Friday, June 6, 2014

The Red Flags They Don't Tell You About

I was in a relationship for two years that was totally wrong for me. But I didn't know it at the time. You read about "red flags" of relationships, but they rarely seemed to apply to mine. It was... other things. Well I've been contemplating it a while now, and I've realized what my red flags should have been. So here, these might help you if you're feeling unsure.

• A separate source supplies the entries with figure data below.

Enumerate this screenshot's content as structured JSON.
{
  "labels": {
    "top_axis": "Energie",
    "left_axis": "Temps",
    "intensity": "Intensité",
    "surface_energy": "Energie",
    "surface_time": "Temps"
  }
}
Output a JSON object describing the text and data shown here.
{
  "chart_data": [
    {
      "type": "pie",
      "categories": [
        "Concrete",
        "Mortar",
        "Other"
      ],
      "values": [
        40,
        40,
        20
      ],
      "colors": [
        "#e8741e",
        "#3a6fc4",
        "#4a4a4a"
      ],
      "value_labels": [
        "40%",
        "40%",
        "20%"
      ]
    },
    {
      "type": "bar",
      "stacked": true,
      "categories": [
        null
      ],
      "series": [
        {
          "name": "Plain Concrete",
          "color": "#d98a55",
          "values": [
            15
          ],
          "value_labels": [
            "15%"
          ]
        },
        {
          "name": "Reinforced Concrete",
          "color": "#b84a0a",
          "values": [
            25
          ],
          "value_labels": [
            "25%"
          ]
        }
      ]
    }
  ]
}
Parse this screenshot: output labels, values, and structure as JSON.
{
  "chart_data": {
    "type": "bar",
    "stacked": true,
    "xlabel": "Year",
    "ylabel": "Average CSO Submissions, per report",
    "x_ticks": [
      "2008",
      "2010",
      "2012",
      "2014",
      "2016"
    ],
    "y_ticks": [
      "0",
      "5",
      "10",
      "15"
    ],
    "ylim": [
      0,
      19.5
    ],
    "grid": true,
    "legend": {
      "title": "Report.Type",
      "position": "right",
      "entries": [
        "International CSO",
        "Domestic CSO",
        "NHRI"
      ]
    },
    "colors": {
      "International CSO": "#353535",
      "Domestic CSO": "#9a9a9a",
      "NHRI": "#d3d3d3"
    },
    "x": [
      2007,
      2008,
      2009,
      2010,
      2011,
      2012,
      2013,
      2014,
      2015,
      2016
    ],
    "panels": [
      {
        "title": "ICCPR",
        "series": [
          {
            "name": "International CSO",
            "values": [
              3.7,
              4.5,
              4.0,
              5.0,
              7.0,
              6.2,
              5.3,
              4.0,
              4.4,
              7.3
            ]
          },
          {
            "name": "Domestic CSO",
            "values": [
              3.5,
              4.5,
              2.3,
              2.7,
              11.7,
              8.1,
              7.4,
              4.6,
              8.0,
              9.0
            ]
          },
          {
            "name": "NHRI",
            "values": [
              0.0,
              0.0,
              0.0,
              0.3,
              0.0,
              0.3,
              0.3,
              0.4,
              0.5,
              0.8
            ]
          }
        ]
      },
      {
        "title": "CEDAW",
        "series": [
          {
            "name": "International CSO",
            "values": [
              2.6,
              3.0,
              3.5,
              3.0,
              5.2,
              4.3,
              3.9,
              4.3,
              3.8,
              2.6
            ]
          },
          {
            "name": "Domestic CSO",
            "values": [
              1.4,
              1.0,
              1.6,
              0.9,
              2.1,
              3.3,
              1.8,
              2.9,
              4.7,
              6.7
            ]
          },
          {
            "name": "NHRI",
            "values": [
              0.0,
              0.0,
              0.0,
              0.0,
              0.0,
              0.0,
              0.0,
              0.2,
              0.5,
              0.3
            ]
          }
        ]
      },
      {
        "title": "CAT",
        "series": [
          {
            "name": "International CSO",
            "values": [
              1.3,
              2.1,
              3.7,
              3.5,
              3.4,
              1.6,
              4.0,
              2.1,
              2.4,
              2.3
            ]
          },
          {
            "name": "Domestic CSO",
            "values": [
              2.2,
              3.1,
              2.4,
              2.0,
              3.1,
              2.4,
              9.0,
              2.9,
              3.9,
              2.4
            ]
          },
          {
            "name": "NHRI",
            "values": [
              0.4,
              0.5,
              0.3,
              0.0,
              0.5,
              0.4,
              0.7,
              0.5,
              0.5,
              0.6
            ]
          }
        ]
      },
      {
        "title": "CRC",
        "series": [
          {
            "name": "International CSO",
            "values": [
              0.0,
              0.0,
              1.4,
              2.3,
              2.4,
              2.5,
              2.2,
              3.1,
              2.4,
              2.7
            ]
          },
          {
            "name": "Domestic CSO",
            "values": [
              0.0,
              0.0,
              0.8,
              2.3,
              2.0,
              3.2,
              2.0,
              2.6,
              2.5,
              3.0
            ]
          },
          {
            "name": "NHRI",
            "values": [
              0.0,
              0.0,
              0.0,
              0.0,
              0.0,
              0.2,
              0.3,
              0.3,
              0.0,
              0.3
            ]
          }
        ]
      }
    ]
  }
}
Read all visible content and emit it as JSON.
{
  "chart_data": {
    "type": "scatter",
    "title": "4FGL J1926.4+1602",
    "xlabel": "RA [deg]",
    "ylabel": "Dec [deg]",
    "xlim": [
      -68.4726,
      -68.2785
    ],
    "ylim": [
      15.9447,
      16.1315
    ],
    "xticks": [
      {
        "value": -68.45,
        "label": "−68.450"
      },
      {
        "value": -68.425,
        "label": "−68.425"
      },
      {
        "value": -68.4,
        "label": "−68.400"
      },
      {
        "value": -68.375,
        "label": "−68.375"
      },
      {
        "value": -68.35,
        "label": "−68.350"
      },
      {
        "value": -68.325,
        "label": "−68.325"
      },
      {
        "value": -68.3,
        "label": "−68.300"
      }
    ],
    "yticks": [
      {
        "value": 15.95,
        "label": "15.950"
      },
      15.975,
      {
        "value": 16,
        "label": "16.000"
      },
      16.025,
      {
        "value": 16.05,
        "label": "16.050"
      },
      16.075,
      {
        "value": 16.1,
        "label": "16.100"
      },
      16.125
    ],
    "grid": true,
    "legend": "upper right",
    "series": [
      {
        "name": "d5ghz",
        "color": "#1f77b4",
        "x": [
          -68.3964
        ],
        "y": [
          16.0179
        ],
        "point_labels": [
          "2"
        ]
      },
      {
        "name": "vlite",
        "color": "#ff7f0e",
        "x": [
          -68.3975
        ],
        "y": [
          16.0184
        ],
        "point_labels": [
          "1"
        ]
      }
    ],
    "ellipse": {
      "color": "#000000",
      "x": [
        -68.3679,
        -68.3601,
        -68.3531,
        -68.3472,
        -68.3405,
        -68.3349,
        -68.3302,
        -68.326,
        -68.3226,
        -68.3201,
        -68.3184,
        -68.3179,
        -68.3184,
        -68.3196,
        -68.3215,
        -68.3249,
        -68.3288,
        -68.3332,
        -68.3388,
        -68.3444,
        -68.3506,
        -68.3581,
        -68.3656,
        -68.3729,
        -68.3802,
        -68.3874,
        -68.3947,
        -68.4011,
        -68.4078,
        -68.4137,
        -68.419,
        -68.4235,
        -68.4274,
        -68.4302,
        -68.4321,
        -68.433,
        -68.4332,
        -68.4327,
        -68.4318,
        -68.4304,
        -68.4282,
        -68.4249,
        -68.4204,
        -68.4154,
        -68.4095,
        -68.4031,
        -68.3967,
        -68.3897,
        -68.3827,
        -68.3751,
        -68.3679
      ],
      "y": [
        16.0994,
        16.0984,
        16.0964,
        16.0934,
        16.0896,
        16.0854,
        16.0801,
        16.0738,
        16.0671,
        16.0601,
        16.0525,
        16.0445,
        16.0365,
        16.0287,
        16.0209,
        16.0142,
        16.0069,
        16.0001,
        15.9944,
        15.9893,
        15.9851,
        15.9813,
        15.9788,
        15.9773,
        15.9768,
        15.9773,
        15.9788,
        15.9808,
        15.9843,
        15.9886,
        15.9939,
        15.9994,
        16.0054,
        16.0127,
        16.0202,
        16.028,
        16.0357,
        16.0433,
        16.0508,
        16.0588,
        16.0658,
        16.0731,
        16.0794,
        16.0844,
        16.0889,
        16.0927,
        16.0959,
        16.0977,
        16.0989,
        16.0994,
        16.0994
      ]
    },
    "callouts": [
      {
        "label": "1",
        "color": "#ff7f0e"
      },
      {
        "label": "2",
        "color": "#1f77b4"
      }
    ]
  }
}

  • We had no inside jokes, not one. Looking back I don't even know how that was possible, but it was. We didn't have a running joke about anything. It was a perfect example of how not-fun our relationship was.
  • I didn't worry about us. I had no idea that being with the right person meant constantly worrying that one of us might suddenly die or something, because that's what it's like now. Okay it's not constant, but it's just that I'm so effing happy now that I'm sometimes worried something will come along and ruin it. But like I said, I was never worried about my old relationship. I guess secretly I didn't care if something broke us apart.
  • The thought of our future together was forced. I never just naturally thought about where we would live someday or what our wedding would look like, I had to actively force myself to think about it (though I didn't realize what I was doing at the time). With my guy now, I practically have to force myself to not think about our future! I can't tell you how many almost-freudian slips I've said to him! "We should totally have flan for our... birthday (oh my god did I almost say wedding?!?!) cake"
  • We had no pet names. We might say each others' names with a kind of cutesy tone, but we never called each other anything but that. And I never even thought I was much of a pet name person, but that gooey cutesy shit comes out all the time with the boyfriend now. I can't help it. And it feels okay that I'm doing it. 
  • There are imperfections you expect to change over time. With the old relationship, I assumed that some things would change about him eventually, why this was I can't say. But let me assure everyone, that wasn't going to happen. Now don't get me wrong, sometimes the right relationship can set people on the right track in life, but it's not going to drastically uproot aspects of their personality. Maybe it'll help them kick a few bad habits but it won't be helping them with their social anxiety, depression, etc. The right person is perfect the way they are, they need no changing.
  • Out bad habits didn't compliment each other. We both were bad procrastinators, we both had problems with motivation, and we both could be really lazy at times. Together, those things were even worse. And if it seems like I'm being choosy, you need to realize these things really are part of a relationship. It's not just whether you get along and have fun together, but it's how you will be affected living with this other person. And these were all really bad habits I just couldn't be indulging. 
If as time goes on I think of more, maybe I'll post a Red Flags #2, but for now this is what really stands out to me.